Der DPYD-Assay ist damit ein konkretes Beispiel für ein molekulardiagnostisches Produkt im IVDR-Kontext. Aus den verfügbaren Angaben geht jedoch nicht hervor, dass seine Zertifizierung unmittelbar auf MDCG 2020-16 rev.5 beruht. Ebenso liegen keine Angaben zu Sensitivität, Spezifität, Nachweisgrenze, Ct-Wert-Verteilung oder Konfidenzintervallen vor.

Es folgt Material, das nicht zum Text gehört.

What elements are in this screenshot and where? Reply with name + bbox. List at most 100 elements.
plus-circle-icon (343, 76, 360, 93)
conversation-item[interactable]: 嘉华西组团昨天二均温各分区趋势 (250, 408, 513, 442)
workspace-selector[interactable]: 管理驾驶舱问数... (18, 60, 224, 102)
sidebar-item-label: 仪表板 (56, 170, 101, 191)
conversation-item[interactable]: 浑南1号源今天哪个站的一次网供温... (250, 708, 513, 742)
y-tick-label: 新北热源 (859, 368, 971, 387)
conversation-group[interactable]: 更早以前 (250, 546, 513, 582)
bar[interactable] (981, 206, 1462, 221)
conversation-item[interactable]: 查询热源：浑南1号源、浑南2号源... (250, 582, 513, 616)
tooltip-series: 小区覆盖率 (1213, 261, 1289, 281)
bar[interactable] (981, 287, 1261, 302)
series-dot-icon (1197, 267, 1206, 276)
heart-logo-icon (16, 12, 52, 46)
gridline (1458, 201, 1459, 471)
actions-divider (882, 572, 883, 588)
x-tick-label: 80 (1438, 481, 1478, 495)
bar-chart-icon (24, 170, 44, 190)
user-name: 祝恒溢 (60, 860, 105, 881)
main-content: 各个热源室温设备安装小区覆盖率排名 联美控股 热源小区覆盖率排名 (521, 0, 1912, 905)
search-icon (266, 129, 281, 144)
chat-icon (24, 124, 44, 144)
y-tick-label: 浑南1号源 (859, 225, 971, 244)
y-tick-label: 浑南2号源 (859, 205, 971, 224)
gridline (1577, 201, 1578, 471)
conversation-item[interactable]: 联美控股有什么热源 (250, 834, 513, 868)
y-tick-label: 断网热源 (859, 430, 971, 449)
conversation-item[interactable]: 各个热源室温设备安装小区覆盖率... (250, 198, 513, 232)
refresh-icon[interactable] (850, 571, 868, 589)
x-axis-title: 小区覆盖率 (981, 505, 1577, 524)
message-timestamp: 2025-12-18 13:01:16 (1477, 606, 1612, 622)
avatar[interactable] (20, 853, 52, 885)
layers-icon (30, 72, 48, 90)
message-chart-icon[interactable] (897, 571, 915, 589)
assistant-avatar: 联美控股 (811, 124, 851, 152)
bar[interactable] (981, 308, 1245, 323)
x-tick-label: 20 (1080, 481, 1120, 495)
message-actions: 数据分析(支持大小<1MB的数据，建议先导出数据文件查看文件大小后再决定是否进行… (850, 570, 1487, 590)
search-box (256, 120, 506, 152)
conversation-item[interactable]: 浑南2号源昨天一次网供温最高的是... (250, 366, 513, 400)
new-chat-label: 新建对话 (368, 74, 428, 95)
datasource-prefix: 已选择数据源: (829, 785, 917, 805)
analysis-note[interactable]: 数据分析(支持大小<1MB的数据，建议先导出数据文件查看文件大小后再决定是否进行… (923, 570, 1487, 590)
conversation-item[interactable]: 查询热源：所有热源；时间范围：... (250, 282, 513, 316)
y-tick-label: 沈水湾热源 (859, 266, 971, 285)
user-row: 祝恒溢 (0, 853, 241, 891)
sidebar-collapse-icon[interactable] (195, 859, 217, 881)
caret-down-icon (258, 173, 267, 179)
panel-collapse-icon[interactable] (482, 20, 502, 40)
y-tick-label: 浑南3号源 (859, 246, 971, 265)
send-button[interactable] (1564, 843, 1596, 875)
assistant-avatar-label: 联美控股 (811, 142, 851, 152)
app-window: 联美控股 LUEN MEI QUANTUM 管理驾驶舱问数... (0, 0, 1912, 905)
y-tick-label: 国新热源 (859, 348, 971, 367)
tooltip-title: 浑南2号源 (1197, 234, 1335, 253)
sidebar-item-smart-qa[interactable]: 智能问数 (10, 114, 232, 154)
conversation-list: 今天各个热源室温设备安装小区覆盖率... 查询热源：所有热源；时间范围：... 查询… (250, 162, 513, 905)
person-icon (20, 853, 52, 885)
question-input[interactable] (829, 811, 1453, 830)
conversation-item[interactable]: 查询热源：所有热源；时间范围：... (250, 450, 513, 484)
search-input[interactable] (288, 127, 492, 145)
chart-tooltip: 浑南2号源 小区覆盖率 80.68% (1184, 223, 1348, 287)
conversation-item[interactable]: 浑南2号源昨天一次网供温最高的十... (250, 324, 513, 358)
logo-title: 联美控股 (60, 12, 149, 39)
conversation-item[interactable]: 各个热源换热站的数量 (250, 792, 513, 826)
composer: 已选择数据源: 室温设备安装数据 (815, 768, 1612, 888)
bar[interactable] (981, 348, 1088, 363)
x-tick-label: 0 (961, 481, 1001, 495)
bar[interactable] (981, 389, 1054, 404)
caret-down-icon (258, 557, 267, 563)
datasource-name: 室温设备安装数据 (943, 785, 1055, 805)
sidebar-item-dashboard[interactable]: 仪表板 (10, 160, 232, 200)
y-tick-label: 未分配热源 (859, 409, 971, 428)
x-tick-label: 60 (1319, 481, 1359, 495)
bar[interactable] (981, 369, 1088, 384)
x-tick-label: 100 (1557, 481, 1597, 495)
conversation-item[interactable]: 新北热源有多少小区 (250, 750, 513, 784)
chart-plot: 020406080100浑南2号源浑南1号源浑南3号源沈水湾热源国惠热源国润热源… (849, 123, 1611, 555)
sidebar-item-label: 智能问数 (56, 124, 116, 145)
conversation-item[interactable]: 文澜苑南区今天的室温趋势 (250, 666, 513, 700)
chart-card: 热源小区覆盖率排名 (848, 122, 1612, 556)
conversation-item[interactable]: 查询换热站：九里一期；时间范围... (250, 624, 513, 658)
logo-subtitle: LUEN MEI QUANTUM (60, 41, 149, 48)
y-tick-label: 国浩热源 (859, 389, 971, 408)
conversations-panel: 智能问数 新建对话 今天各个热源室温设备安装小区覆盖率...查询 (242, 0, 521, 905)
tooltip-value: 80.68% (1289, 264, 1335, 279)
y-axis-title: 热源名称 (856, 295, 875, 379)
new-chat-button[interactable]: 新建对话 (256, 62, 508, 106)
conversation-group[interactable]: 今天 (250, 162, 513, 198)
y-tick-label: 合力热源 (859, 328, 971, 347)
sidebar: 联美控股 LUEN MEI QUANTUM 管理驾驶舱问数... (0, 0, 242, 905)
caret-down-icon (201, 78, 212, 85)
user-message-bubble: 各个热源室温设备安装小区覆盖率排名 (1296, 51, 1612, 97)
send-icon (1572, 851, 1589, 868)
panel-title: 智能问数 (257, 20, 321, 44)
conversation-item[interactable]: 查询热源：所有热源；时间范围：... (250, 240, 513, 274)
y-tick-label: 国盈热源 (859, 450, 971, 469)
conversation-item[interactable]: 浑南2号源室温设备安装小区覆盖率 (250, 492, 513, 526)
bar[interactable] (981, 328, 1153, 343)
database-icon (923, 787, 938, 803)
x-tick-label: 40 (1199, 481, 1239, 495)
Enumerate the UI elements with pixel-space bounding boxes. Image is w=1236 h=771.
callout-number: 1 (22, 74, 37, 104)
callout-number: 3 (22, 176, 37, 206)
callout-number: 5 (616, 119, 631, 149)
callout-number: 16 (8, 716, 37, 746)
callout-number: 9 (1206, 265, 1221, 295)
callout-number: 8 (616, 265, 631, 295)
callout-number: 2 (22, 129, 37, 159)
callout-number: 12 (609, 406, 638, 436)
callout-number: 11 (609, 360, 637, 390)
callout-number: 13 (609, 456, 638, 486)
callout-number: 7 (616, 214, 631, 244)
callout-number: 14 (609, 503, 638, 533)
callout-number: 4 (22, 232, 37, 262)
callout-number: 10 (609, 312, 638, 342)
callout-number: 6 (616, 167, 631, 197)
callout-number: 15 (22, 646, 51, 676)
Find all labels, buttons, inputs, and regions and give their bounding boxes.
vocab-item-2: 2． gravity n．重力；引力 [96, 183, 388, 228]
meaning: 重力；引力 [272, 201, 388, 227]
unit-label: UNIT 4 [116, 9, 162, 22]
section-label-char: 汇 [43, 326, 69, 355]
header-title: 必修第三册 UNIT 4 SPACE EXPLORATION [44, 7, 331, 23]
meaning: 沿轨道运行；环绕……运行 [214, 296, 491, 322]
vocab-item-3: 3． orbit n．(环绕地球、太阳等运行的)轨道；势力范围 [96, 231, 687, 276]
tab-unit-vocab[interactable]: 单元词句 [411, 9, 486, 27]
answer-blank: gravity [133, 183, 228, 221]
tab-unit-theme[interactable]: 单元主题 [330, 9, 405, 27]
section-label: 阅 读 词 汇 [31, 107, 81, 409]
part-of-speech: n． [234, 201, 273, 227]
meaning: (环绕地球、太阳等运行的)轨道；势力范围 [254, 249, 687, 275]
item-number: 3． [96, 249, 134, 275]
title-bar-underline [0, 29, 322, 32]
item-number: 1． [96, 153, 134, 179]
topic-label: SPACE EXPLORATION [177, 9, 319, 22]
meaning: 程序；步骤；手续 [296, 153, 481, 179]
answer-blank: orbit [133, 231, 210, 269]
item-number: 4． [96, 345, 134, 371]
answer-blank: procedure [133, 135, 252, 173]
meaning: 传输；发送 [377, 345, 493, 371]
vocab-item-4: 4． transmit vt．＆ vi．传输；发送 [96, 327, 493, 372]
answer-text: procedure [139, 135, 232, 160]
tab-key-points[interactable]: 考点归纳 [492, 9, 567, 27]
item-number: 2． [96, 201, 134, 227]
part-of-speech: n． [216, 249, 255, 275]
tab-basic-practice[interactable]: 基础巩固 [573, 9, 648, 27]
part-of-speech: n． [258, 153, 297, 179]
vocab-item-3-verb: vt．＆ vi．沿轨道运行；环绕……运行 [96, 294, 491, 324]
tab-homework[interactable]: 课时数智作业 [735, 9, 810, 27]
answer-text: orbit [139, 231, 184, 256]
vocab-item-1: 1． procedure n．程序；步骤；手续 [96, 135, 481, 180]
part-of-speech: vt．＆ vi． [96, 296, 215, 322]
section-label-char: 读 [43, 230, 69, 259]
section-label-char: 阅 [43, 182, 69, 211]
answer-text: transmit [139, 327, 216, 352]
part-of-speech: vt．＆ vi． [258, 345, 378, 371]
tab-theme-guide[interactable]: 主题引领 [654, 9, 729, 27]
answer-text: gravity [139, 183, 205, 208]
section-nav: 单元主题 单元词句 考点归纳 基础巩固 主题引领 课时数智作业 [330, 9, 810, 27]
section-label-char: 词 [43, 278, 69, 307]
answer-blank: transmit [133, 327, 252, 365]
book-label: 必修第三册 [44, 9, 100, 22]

Für die österreichische Labordiagnostik bleibt deshalb entscheidend, welche Klassifizierung für das jeweils eingesetzte Produkt dokumentiert ist und wie diese mit der neuen Leitlinie begründet wird. Die Veröffentlichung schafft einen aktualisierten Referenzrahmen. Eine belastbare Bewertung der analytischen oder klinischen Aussagekraft einzelner Tests erfordert weiterhin produktspezifische Leistungsdaten.